Bed nets treated with insecticide aren’t enough to stop a new “super mosquito”—the result of interbreeding by two malaria mosquito species in the West African country of Mali.
Anopheles gambiae, a major malaria vector, is interbreeding with isolated pockets of another malaria mosquito, A. coluzzii. Entomologists initially considered them as the “M and S forms” of Anopheles gambiae—but now recognize them as separate species.
“It’s ‘super’ with respect to its ability to survive exposure to the insecticides on treated bed nets,” says medical entomologist Gregory Lanzaro, professor in the pathology, microbiology and immunology department at University of California, Davis.
Published in the Proceedings of the National Academy of Sciences, the research “provides convincing evidence indicating that a man-made change in the environment—the introduction of insecticides—has altered the evolutionary relationship between two species, in this case a breakdown in the reproductive isolation that separates them,” Lanzaro says.
“What we provide in this new paper is an example of one unusual mechanism that has promoted the rapid evolution of insecticide resistance in one of the major malaria mosquito species.”

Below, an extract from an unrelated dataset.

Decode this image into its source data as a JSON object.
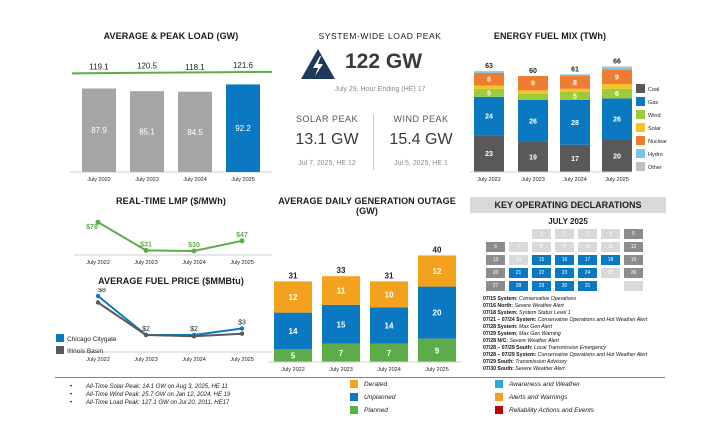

The insecticide resistance came as no surprise, Lanzaro says.
“Growing resistance has been observed for some time. Recently it has reached a level at some localities in Africa where it is resulting in the failure of the nets to provide meaningful control, and it is my opinion that this will increase.”
Insecticide-treated nets can be credited with saving many thousands, probably tens of thousands of lives, in Mali alone, Lanzaro says.

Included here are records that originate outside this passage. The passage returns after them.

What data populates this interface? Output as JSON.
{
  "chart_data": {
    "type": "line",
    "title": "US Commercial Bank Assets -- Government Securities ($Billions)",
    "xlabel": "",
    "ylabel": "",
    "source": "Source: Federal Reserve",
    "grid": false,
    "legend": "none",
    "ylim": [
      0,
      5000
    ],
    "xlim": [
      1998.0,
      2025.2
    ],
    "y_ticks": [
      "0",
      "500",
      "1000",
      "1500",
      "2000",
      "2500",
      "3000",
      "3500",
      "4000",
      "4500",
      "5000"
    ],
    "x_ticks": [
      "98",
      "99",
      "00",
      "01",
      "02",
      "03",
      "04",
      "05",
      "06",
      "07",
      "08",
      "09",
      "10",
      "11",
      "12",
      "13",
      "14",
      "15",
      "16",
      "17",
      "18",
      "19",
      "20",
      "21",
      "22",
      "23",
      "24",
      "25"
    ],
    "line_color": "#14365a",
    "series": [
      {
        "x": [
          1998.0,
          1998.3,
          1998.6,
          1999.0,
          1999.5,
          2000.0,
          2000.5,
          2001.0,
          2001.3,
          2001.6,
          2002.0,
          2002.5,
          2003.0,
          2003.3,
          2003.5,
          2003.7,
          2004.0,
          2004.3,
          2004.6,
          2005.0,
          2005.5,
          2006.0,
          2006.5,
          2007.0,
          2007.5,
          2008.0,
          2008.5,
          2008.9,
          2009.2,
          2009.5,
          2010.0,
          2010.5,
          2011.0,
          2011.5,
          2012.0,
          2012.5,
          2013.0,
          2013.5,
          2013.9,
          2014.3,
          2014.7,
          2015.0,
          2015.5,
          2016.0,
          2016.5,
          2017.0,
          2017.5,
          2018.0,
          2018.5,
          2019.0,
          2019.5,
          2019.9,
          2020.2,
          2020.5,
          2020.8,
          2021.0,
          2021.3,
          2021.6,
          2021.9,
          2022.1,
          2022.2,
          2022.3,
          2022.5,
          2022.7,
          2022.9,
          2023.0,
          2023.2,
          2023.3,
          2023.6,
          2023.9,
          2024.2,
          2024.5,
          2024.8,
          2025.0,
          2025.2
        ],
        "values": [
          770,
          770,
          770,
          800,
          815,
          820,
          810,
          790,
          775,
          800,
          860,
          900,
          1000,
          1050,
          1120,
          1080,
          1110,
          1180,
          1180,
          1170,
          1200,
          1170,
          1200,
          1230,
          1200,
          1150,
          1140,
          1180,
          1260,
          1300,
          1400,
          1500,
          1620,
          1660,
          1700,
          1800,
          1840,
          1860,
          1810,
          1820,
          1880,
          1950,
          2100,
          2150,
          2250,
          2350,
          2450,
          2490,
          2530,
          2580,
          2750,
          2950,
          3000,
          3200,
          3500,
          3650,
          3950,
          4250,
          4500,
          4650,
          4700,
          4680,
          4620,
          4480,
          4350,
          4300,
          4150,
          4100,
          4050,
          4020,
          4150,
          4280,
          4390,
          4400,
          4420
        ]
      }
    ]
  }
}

The World Health Organization’s World Malaria Report indicates that deaths from malaria worldwide have decreased by 47 percent since 2000. Much of that is attributed to the insecticide-treated bed nets.
However, it was just a matter of time for insecticide resistance to emerge. Now there’s “an urgent need to develop new and effective malaria vector control strategies,” Lanzaro says.
A number of new strategies are in development, including new insecticides, biological agents—including mosquito-killing bacteria and fungi—and genetic manipulation of mosquitoes aimed at either killing them or altering their ability to transmit the malaria parasite.
Other researchers from UC Davis and from the University of Bamako in Mali are coauthors of the study. The National Institutes of Health funded the research.